Pemerintah Belanda kemudian menawarkan kompensasi 5.000 euro kepada anak-anak korban eksekusi tentara Belanda selama konflik, setelah sebelumnya pada tahun 2013 memberi kompensasi kepada janda-janda dari satu pembantaian yang terkenal di Desa Ragawede pada tahun 1947.
Rutte mengulangi, bahwa tawaran Belanda untuk menyelesaikan klaim kompensasi tetap terbuka.
Penelitian tersebut menemukan bahwa pemerintah Belanda mengirim tentara yang tidak dilatih dengan baik untuk mencapai misi yang mustahil berhasil.
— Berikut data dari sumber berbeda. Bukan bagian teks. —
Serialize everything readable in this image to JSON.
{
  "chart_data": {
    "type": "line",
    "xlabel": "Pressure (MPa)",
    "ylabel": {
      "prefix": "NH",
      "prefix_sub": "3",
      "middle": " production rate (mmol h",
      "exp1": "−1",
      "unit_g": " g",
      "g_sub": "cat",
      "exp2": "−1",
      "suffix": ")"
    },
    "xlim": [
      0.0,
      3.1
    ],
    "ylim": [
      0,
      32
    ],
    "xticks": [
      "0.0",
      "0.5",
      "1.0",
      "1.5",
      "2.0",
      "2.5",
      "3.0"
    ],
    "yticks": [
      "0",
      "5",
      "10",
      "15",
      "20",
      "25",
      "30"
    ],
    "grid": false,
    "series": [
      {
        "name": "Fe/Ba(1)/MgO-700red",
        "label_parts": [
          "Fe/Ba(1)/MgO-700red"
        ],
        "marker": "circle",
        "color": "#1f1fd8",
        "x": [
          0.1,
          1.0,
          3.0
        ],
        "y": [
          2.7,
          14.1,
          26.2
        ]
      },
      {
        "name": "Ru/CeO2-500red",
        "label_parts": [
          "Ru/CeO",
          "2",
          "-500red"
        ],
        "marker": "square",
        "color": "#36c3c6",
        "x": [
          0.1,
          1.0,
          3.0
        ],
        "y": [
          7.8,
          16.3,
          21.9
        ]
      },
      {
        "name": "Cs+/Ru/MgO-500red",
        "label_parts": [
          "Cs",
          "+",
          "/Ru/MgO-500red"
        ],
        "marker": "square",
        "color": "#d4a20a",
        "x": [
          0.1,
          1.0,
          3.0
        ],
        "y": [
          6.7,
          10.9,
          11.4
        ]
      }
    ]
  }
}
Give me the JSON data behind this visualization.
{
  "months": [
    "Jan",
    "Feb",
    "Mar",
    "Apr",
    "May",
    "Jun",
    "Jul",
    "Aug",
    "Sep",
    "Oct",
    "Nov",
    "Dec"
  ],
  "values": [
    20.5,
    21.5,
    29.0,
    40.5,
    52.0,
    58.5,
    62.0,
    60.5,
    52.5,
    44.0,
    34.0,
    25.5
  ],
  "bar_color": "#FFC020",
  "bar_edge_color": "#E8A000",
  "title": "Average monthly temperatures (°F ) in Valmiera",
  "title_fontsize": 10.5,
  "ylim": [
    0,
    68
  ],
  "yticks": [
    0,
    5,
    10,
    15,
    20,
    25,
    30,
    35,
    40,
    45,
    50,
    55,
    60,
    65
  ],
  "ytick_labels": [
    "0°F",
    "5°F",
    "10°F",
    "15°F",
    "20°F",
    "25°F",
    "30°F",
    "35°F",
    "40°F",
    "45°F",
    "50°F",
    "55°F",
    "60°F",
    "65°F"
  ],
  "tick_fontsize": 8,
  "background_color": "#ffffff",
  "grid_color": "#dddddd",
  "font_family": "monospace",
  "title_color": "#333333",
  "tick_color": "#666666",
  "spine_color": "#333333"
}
Beberapa kemudian terlibat dalam tindakan penyiksaan, pembunuhan di luar proses hukum dan penggunaan senjata yang tidak proporsional.
Baik Rutte maupun akademisi yang terlibat dalam penelitian tersebut, menolak untuk membahas apakah Belanda mungkin bertanggung jawab atas kejahatan perang dalam konflik tersebut.
"Itu urusan jaksa penuntut umum," kata Rutte. "Laporan itu memang tidak ditulis dari sudut pandang hukum tetapi dari sudut sejarah, tetapi bagaimanapun juga, hal-hal yang terjadi di sana saat itu, hari ini kami kutuk sepenuhnya."
Penelitian itu mencatat pemerintah dan militer Belanda mendapat dukungan dari masyarakat yang setuju dan media yang tidak kritis, di mana semuanya berakar pada "mentalitas kolonial".
"Jelas bahwa di setiap tingkat, Belanda tanpa ragu menerapkan standar yang berbeda untuk ... 'subyek' kolonial," seperti tertulis pada ringkasan temuan penelitian.
Meskipun penelitian tersebut berfokus pada tindakan Belanda, penelitian itu mencatat pasukan Indonesia juga menggunakan kekerasan "intens", dan menewaskan sekitar 6.000 orang pada fase awal konflik, dengan sasaran orang Eurasia atau indo-eropa, warga Maluku, dan kelompok minoritas lainnya.